AI-native developers must adopt the same posture: hack, test, iterate. Don't get married to a workflow. Don't assume your current agent setup is optimal. Keep experimenting. The developers who will thrive aren't the ones who found the right tool — they're the ones who never stop looking.
Why Junior Developers Have the Edge
This might be the most counterintuitive insight from Eric's talk. In a brutal job market for entry-level engineers, junior developers actually have a hidden advantage in the AI-native era.
Why? Because senior developers with 20 years of experience are often ingrained in their habits. They've built muscle memory around workflows that pre-date AI agents. Asking them to fundamentally change how they work meets real psychological resistance.
Junior developers, by contrast, are sponges. They have:
- No legacy habits to unlearn
- Healthy naivety that makes them willing to try approaches seniors would dismiss
- Nimbleness to rapidly adopt new tools and workflows
- Entrepreneurial bravery to tackle hard problems without overthinking
The playing field is being reset. Experience still matters — but adaptability matters more. A junior developer who masters agentic workflows in their first year may outproduce a senior who refuses to change.
If you're early in your career, this is your moment. Lean into it.
The Future: AI-Native Organizations
In Eric's talk, Rem Koning — Professor at Harvard Business School — zooms out to the organizational level. His insight reframes the entire conversation.
The future of business, Koning argues, depends on the ability to allocate intelligence. Not just human intelligence. Machine intelligence.
True AI-native organizations won't just use AI to help developers write code faster. They'll embed AI directly into the product — agents that interact with customers, process orders, handle support, and make decisions without a human in the loop.
And then comes the trillion-dollar question: what happens when AI agents start talking to each other?
Not human-to-agent. Agent-to-agent. Autonomous systems negotiating, collaborating, and making decisions at machine speed. This isn't science fiction — it's the logical next step once you have reliable agents operating in well-structured environments.
The companies that figure this out first won't just have a competitive advantage. They'll be operating on a fundamentally different plane.
What You Should Do Today
If you've read this far, you're probably wondering where to start. Here's a practical checklist based on Eric's framework:
For your codebase:
- Audit your test coverage. Gaps in tests are gaps in agent capability.
- Standardize your patterns. One way to do each thing.
- Update your documentation. Make it accurate, not aspirational.
- Remove dead code and conflicting conventions.
For your workflow:
- Start with one agent on one contained task. Master that before scaling.

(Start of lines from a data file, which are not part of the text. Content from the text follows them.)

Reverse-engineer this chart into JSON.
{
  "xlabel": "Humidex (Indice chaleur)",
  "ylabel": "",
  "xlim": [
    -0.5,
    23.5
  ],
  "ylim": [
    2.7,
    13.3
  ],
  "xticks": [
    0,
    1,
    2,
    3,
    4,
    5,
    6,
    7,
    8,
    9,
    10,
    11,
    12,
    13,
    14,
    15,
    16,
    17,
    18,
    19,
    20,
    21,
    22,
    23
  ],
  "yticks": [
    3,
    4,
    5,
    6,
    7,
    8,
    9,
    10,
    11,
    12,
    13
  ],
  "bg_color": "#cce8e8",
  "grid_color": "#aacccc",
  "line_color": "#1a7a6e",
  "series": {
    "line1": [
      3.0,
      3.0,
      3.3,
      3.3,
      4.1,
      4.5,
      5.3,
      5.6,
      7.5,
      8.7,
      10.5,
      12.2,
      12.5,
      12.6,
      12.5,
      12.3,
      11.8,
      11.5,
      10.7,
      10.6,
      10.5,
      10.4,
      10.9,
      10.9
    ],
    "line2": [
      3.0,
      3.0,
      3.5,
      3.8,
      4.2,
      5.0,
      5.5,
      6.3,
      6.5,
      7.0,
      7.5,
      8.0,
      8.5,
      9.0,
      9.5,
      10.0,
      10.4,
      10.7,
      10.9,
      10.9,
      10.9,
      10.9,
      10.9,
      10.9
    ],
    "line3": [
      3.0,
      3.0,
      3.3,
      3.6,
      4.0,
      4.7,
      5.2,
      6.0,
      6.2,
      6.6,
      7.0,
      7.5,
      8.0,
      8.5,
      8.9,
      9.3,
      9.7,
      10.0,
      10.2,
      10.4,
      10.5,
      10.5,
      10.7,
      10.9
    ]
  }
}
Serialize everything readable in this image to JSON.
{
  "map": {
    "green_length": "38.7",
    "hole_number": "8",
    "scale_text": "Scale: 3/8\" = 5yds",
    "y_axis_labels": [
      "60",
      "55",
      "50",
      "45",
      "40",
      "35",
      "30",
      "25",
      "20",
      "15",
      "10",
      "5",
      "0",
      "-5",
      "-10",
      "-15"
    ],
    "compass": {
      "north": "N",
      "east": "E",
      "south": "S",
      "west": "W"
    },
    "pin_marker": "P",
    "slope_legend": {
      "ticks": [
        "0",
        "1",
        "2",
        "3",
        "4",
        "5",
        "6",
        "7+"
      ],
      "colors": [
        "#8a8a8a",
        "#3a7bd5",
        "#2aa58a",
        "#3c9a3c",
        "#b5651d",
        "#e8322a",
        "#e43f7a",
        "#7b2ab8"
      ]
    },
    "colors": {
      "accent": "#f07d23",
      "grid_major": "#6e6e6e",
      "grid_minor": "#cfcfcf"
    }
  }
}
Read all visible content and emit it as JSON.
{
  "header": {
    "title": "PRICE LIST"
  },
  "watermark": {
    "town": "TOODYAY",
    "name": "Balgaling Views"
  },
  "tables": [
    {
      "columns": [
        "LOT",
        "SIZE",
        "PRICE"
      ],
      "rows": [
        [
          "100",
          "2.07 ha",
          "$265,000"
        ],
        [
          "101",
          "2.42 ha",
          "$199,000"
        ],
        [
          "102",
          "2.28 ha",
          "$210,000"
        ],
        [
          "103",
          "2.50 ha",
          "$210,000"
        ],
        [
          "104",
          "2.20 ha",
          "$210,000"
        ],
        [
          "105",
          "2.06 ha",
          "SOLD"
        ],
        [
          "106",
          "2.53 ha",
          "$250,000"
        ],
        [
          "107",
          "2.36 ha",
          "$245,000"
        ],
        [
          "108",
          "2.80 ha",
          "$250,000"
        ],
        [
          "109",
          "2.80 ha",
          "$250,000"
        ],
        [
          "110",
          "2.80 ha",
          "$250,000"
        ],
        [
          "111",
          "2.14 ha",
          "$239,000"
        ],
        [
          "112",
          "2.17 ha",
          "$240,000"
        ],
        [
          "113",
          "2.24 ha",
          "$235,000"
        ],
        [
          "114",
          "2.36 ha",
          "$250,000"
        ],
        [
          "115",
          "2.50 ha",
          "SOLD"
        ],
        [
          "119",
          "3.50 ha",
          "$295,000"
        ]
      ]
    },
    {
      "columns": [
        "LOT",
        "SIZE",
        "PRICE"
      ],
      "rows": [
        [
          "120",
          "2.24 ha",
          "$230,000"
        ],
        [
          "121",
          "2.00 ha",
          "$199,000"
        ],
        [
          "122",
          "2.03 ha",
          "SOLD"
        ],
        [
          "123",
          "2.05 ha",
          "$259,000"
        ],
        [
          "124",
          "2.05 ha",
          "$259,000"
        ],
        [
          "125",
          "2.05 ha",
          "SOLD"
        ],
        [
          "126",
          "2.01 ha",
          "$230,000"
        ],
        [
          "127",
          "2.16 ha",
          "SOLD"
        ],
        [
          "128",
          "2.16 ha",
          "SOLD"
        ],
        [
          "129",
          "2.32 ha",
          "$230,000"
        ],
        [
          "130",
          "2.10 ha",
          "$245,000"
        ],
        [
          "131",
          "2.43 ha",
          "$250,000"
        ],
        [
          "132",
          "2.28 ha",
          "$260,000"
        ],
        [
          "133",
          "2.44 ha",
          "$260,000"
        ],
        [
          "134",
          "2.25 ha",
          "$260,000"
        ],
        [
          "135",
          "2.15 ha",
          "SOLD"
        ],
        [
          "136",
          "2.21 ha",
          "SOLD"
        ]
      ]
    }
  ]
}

- Build feedback loops. Review agent output like you'd review a junior's PR.
- Track what works and what doesn't. Keep a log of agent successes and failures.
- Experiment weekly with new tools and approaches.
For your career:
- Invest in fundamentals (system design, algorithms) — they're your quality filter for agent output.
- Practice context-switching across multiple parallel tasks.
- Build taste through shipping and iterating, not just coding.
- Stay humble. The best workflow today won't be the best in six months.
The transition from writing code to managing agents isn't optional. It's already underway. The question is whether you'll be leading it or catching up.
This article is based on Mihail Eric's talk "From Writing Code to Managing Agents" on the EO channel, featuring insights from Harvard Business School Professor Rem Koning.